Watch: 'We have increasing confidence vaccines are effective against all variants', says Boris Johnson
There is “increasing confidence” that vaccines are effective against the Indian strain of coronavirus, Boris Johnson said in a boost for efforts to keep the June 21 date for the further easing of lockdown restrictions.
At Prime Minister’s Questions, Mr Johnson said the latest data indicates the jabs are working against all variants of the virus.
The spread of the B1617.2 variant had cast doubt on next month’s plans to ease the remaining restrictions in England but Mr Johnson has said there is no conclusive evidence to suggest a deviation from the road map.
In a further sign of optimism, the Prime Minister told MPs on Wednesday: “We’ve looked at the data again this morning and I can tell the House we have increasing confidence that vaccines are effective against all variants, including the Indian variant.”
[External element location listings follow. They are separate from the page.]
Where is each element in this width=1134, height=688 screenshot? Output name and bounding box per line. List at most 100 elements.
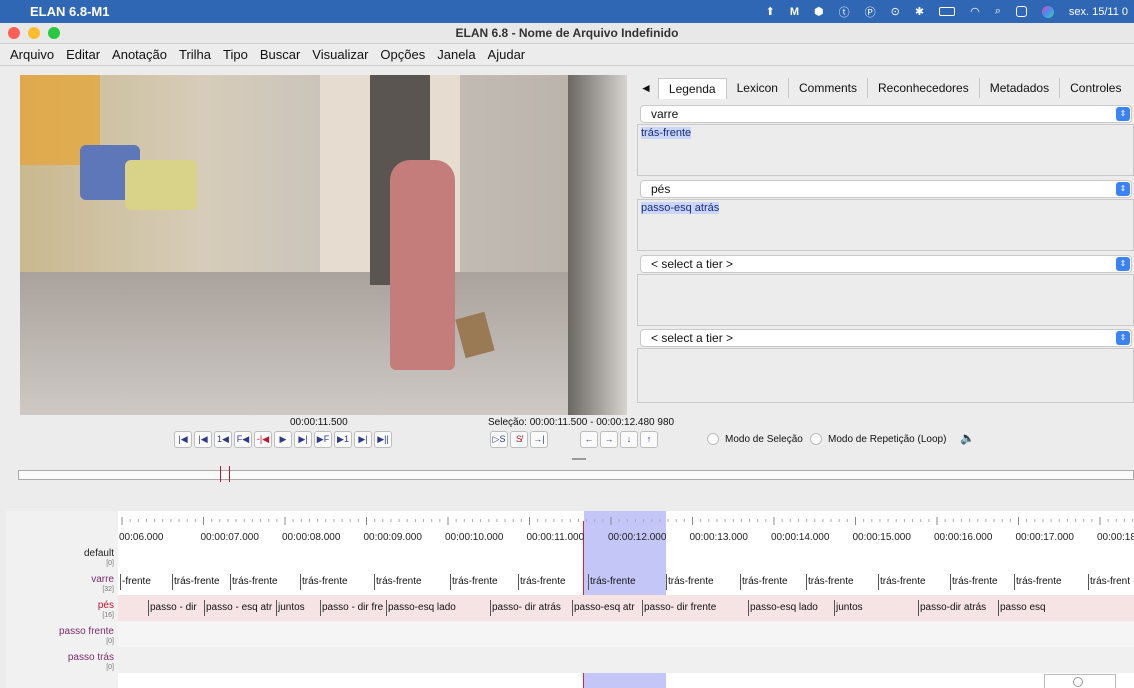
tab-reconhecedores[interactable]: Reconhecedores xyxy=(868,78,980,98)
annotation-varre[interactable]: trás-frente xyxy=(740,574,788,590)
next-frame-button[interactable]: ▶F xyxy=(314,431,332,448)
menu-visualizar[interactable]: Visualizar xyxy=(306,47,374,62)
battery-icon[interactable] xyxy=(939,7,956,16)
annotation-varre[interactable]: trás-frente xyxy=(230,574,278,590)
app-name[interactable]: ELAN 6.8-M1 xyxy=(30,4,109,19)
zoom-window-button[interactable] xyxy=(48,27,60,39)
next-second-button[interactable]: ▶1 xyxy=(334,431,352,448)
previous-second-button[interactable]: 1◀ xyxy=(214,431,232,448)
siri-icon[interactable] xyxy=(1041,5,1054,18)
annotation-pes[interactable]: passo - dir fre xyxy=(319,600,383,616)
tab-prev-arrow-icon[interactable]: ◄ xyxy=(634,78,658,98)
annotation-varre[interactable]: trás-frente xyxy=(300,574,348,590)
annotation-varre[interactable]: trás-frente xyxy=(172,574,220,590)
bluetooth-icon[interactable]: ✱ xyxy=(915,5,924,18)
close-window-button[interactable] xyxy=(8,27,20,39)
wifi-icon[interactable]: ◠ xyxy=(970,5,980,18)
annotation-varre[interactable]: trás-frente xyxy=(518,574,566,590)
next-scroll-button[interactable]: ▶| xyxy=(354,431,372,448)
tier-select-2[interactable]: pés ⇕ xyxy=(640,180,1132,198)
tier-label-varre[interactable]: varre [32] xyxy=(91,575,114,595)
annotation-pes[interactable]: passo esq xyxy=(998,600,1046,616)
tab-comments[interactable]: Comments xyxy=(789,78,868,98)
selection-mode-toggle[interactable]: Modo de Seleção xyxy=(707,433,803,445)
timeline-viewer[interactable]: default [0] varre [32] pés [16] passo frente [0… xyxy=(6,511,1134,688)
minimize-window-button[interactable] xyxy=(28,27,40,39)
annotation-varre[interactable]: trás-frent xyxy=(1087,574,1130,590)
menu-opcoes[interactable]: Opções xyxy=(374,47,431,62)
malwarebytes-icon[interactable]: M xyxy=(790,6,799,18)
tier-select-4[interactable]: < select a tier > ⇕ xyxy=(640,329,1132,347)
selection-mode-radio[interactable] xyxy=(707,433,719,445)
previous-scroll-button[interactable]: |◀ xyxy=(194,431,212,448)
annotation-pes[interactable]: juntos xyxy=(276,600,305,616)
menu-buscar[interactable]: Buscar xyxy=(254,47,306,62)
menu-arquivo[interactable]: Arquivo xyxy=(4,47,60,62)
annotation-pes[interactable]: passo-esq lado xyxy=(386,600,456,616)
loop-mode-radio[interactable] xyxy=(810,433,822,445)
clear-selection-button[interactable]: S̸ xyxy=(510,431,528,448)
app-status-icon[interactable]: Ⓟ xyxy=(865,4,876,20)
tab-controles[interactable]: Controles xyxy=(1060,78,1131,98)
annotation-down-button[interactable]: ↓ xyxy=(620,431,638,448)
tier-select-3[interactable]: < select a tier > ⇕ xyxy=(640,255,1132,273)
subtitle-box-4[interactable] xyxy=(637,348,1134,403)
clock[interactable]: sex. 15/11 0 xyxy=(1069,6,1128,18)
tab-lexicon[interactable]: Lexicon xyxy=(727,78,789,98)
annotation-pes[interactable]: passo-esq lado xyxy=(748,600,818,616)
zoom-slider[interactable] xyxy=(1044,674,1116,688)
subtitle-box-1[interactable]: trás-frente xyxy=(637,124,1134,176)
menu-editar[interactable]: Editar xyxy=(60,47,106,62)
menu-anotacao[interactable]: Anotação xyxy=(106,47,173,62)
annotation-varre[interactable]: trás-frente xyxy=(878,574,926,590)
toggle-selection-boundary-button[interactable]: →| xyxy=(530,431,548,448)
annotation-pes[interactable]: passo-esq atr xyxy=(572,600,635,616)
annotation-pes[interactable]: passo- dir frente xyxy=(641,600,716,616)
time-ruler[interactable]: 00:06.000 00:00:07.000 00:00:08.000 00:00:0… xyxy=(118,511,1134,543)
annotation-varre[interactable]: trás-frente xyxy=(450,574,498,590)
annotation-varre[interactable]: trás-frente xyxy=(374,574,422,590)
play-button[interactable]: ▶ xyxy=(274,431,292,448)
annotation-varre[interactable]: trás-frente xyxy=(806,574,854,590)
video-player[interactable] xyxy=(20,75,627,415)
subtitle-box-3[interactable] xyxy=(637,274,1134,326)
annotation-pes[interactable]: passo-dir atrás xyxy=(917,600,986,616)
play-selection-button[interactable]: ▷S xyxy=(490,431,508,448)
overview-playhead-icon[interactable] xyxy=(220,466,230,482)
annotation-up-button[interactable]: ↑ xyxy=(640,431,658,448)
menu-trilha[interactable]: Trilha xyxy=(173,47,217,62)
next-annotation-button[interactable]: → xyxy=(600,431,618,448)
annotation-varre[interactable]: -frente xyxy=(120,574,151,590)
go-to-begin-button[interactable]: |◀ xyxy=(174,431,192,448)
control-center-icon[interactable] xyxy=(1015,6,1027,17)
annotation-pes[interactable]: passo - esq atr xyxy=(203,600,272,616)
loop-mode-toggle[interactable]: Modo de Repetição (Loop) xyxy=(810,433,946,445)
previous-pixel-button[interactable]: -|◀ xyxy=(254,431,272,448)
extension-icon[interactable]: ⬢ xyxy=(814,5,824,18)
tier-label-passo-frente[interactable]: passo frente [0] xyxy=(59,627,114,647)
next-pixel-button[interactable]: ▶| xyxy=(294,431,312,448)
go-to-end-button[interactable]: ▶|| xyxy=(374,431,392,448)
previous-frame-button[interactable]: F◀ xyxy=(234,431,252,448)
annotation-pes[interactable]: passo - dir xyxy=(148,600,197,616)
subtitle-box-2[interactable]: passo-esq atrás xyxy=(637,199,1134,251)
menu-ajudar[interactable]: Ajudar xyxy=(482,47,532,62)
annotation-varre[interactable]: trás-frente xyxy=(588,574,636,590)
tab-legenda[interactable]: Legenda xyxy=(657,77,727,99)
tier-label-default[interactable]: default [0] xyxy=(84,549,114,569)
menu-janela[interactable]: Janela xyxy=(431,47,481,62)
annotation-varre[interactable]: trás-frente xyxy=(950,574,998,590)
spotlight-search-icon[interactable]: ⌕ xyxy=(995,5,1001,18)
tier-row-default[interactable] xyxy=(118,543,1134,569)
upload-status-icon[interactable]: ⬆ xyxy=(766,5,775,18)
tier-label-pés[interactable]: pés [16] xyxy=(98,601,114,621)
volume-icon[interactable]: 🔈 xyxy=(960,431,975,445)
tier-label-passo-trás[interactable]: passo trás [0] xyxy=(68,653,114,673)
tier-row-passo-frente[interactable] xyxy=(118,621,1134,647)
timer-icon[interactable]: ⓣ xyxy=(839,4,850,20)
zoom-slider-knob[interactable] xyxy=(1073,677,1083,687)
splitter-handle[interactable] xyxy=(572,458,586,460)
overview-strip[interactable] xyxy=(18,470,1134,480)
play-circle-icon[interactable]: ⊙ xyxy=(891,5,900,18)
tier-select-1[interactable]: varre ⇕ xyxy=(640,105,1132,123)
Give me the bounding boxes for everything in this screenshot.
Mr Johnson thanked people in Bolton and Blackburn – Indian variant hotspots – for “coming forward in record numbers” to receive a jab.
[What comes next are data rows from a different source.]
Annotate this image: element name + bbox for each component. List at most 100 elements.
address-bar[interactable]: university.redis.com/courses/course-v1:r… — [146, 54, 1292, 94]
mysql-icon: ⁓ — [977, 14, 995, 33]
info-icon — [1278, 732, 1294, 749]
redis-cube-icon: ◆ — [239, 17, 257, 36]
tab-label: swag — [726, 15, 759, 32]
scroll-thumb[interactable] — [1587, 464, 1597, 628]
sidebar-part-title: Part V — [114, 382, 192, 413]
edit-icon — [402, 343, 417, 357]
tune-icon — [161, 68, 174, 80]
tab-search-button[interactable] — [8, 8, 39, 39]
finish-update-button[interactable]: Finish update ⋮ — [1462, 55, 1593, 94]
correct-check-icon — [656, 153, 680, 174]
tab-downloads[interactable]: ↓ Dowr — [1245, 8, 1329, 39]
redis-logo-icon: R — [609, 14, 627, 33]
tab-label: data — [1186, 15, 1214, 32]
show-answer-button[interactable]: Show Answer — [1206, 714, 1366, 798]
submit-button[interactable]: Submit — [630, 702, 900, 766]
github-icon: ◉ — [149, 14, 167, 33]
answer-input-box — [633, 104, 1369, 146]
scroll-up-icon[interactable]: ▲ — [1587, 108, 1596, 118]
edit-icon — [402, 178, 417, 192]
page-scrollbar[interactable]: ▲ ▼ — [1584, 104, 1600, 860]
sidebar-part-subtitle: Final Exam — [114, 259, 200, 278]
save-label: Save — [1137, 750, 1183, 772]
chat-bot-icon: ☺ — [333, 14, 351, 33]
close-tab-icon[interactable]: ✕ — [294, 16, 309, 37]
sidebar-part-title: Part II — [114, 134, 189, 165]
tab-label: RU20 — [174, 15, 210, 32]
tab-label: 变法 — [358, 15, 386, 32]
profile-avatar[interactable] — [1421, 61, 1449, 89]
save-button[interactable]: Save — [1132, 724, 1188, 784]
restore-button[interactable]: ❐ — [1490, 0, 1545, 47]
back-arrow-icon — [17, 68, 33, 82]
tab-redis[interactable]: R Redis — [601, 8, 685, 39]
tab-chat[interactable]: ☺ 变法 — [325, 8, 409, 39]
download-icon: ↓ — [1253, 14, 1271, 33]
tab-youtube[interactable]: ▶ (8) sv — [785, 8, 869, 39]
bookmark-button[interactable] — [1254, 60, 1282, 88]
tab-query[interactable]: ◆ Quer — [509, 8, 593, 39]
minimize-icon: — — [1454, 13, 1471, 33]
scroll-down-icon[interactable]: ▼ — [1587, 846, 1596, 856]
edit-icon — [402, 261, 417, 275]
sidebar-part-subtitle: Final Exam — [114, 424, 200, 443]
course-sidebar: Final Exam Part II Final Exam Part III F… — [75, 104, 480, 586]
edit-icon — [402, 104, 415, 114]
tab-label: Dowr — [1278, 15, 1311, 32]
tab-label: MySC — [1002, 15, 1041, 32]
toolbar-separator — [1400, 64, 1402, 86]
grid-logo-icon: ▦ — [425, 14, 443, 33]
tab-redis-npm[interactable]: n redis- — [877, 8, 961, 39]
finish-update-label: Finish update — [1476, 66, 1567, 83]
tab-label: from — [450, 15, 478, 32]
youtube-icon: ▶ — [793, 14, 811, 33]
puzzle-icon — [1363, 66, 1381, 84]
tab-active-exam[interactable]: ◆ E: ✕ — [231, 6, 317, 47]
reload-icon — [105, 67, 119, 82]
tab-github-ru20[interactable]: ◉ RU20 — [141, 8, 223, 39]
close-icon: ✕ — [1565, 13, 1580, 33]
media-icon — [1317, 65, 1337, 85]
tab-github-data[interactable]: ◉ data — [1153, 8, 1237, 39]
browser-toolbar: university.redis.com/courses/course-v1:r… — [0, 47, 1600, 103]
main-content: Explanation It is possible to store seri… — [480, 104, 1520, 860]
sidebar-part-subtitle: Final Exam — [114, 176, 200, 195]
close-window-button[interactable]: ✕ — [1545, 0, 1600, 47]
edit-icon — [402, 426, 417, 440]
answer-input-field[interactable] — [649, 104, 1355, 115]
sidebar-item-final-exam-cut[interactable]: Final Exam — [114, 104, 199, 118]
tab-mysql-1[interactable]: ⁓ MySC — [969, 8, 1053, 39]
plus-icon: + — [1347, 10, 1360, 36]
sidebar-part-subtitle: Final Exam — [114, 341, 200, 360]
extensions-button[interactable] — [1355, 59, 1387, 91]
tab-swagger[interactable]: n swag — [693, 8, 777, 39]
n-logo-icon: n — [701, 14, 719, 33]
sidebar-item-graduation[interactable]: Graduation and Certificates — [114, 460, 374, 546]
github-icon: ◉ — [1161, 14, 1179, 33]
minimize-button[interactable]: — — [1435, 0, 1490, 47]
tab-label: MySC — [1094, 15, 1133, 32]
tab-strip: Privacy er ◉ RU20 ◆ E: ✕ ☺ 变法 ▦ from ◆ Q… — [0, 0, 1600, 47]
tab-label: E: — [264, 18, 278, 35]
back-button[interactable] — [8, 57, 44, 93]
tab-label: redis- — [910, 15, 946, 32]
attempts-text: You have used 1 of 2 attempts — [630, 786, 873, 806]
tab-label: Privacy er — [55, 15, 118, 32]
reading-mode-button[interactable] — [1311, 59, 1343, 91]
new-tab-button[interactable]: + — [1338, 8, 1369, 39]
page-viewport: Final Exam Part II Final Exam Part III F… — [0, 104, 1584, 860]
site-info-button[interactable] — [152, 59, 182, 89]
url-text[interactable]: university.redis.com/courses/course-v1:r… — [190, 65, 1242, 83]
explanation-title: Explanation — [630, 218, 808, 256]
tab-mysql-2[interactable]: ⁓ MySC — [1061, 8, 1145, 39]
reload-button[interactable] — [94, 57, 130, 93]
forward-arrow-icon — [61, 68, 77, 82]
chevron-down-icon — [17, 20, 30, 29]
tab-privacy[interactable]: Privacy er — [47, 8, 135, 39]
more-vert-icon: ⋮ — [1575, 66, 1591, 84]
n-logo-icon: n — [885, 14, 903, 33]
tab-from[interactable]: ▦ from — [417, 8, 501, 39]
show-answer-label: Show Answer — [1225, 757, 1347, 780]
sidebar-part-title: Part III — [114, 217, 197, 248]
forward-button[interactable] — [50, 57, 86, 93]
Sir Keir Starmer countered: "In those circumstances, why on Monday did the Prime Minister choose to weaken travel restrictions by moving 170 countries or territories to the amber list?"
The Prime Minister said the UK has "one of the strongest border regimes anywhere in the world", adding 43 countries are on the red list.
He added: "If you travel to an amber list country for any emergency, any extreme reason that you have to, when you come back, you not only have to pay for all the tests but you have to self-isolate for 10 days - we will invigilate, we are invigilating it, and people who fail to obey the quarantine can face fines of up to £10,000."
Sir Keir said "absolute clarity" is needed over whether or not people should travel to amber list countries before highlighting mixed messages given by ministers on Tuesday.
The Labour leader said: "The Government has lost control of the messaging."
Mr Johnson replied: "We are trying to move away from endlessly legislating for everything and to rely on guidance and asking people to do the right thing.
"It is very, very clear - you should not be going to an amber list country except for some extreme circumstance, such as the serious illness of a family member.
"You should not be going to an amber list country on holiday."
Sir Keir asked the Prime Minister how many people are travelling to the UK from amber list countries each day.
"Since the Government loosened travel restrictions, 150 flights a day are going to amber list countries and travel agents are reporting surges in holiday bookings to those countries,” he said.
"Prime Minister, this isn't just a coincidence, it is because of the messaging. So can the Prime Minister tell the House how many people are now travelling to and from Britain from amber list countries every day?"
Mr Johnson replied: "What I can tell the House is that there has been a 95% reduction in travel of any kind too and from this country and that is exactly what you would expect in the circumstances of this pandemic.
"There are 43 countries on the red list and if you come back from one of those countries you have to go immediately into hotel quarantine.
"And the reason that we are able to move forward in the way that we have is because, as I have told the House repeatedly, we are continuing with the fastest vaccination rollout I think just about anywhere in Europe."
The spat came amid a backdrop of deepening confusion over holiday travel, as the European Union prepared to throw open its doors to Britons and a minister admitted that rules against leisure trips were merely “guidance”.
Matt Hancock is expected to update the country on the latest data regarding the Indian variant later on Wednesday when he leads a Downing Street press conference.
Earlier, a leading expert said the Indian strain appears not to spread at the feared most alarming rate which could have sparked a huge third Covid-19 wave in Britain.
Professor Neil Ferguson said the B1.617.2 mutation is believed to have a “significant growth advantage” over other coronavirus variants, but this “magnitude seems to have dropped a little bit”.
Scientists warned that if it was 50 per cent more transmissable than the Kent variant it could trigger a very large third wave of infections in the UK, but if it was 20 or 30 per cent more it would be easier to contain given the high level of vaccinations.